Chloé Delaume schildert Ausweglosigkeit gnadenlos. Da ist zum einen die Situation einer Einsamen, einer Frau, die sich auf Schlachtfeldern behaupten muss, sei es im Beruf oder im Privaten. Alles ist atemloser Kampf. Eine Frau, nicht mehr jung, aber doch noch lange nicht alt im einsamen Labyrinth eines Lebens, in der man die Richtung schon lange nicht mehr aussuchen kann. Zum andern sind es Sätze, die mir bei der Lektüre in die Kniekehlen schlagen, messerscharfe Analysen in einem Satz. Chloé Delaume fühlt einer entleerten Gesellschaft auf den immer schwächer werdenden Puls. „Das synthetische Herz“ schmerzt zuweilen bei der Lektüre, ist realistischer Gegenentwurf zu all den schmalzigen Geschichten auf Papier oder Zelluloid, die nur betäuben.
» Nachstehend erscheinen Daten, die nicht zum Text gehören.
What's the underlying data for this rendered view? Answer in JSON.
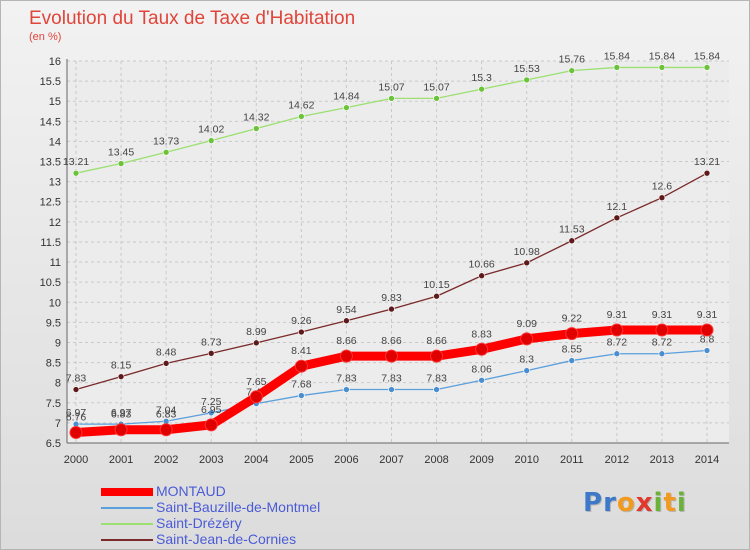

Chloé Delaume, 1973 in Versailles geboren, verliert als Kind bei einem Familiendrama ihre Eltern und wächst anschließend bei Verwandten auf. Sie studiert Literaturwissenschaften, verlässt die Universität aber, um sich dem Schreiben zu widmen. Für ihr umfangreiches Werk wurde sie mehrfach ausgezeichnet. Mit dem Roman «Das synthetische Herz», der in Frankreich ein großer Publikumserfolg war, gewann sie 2020 den renommierten Prix Medicis. Chloé Delaume lebt in Paris.
Claudia Steinitz, 1961 in Berlin geboren. Sie übersetzte u. a. Nancy Huston, Claude Lanzmann, Yannick Haenel, Virginie Despentes und Emma Becker aus dem Französischen. Ausgezeichnet mit dem Johann-Friedrich-von-Cotta-Übersetzerpreis der Landeshauptstadt Stuttgart und dem Jane-Scatcherd-Preis.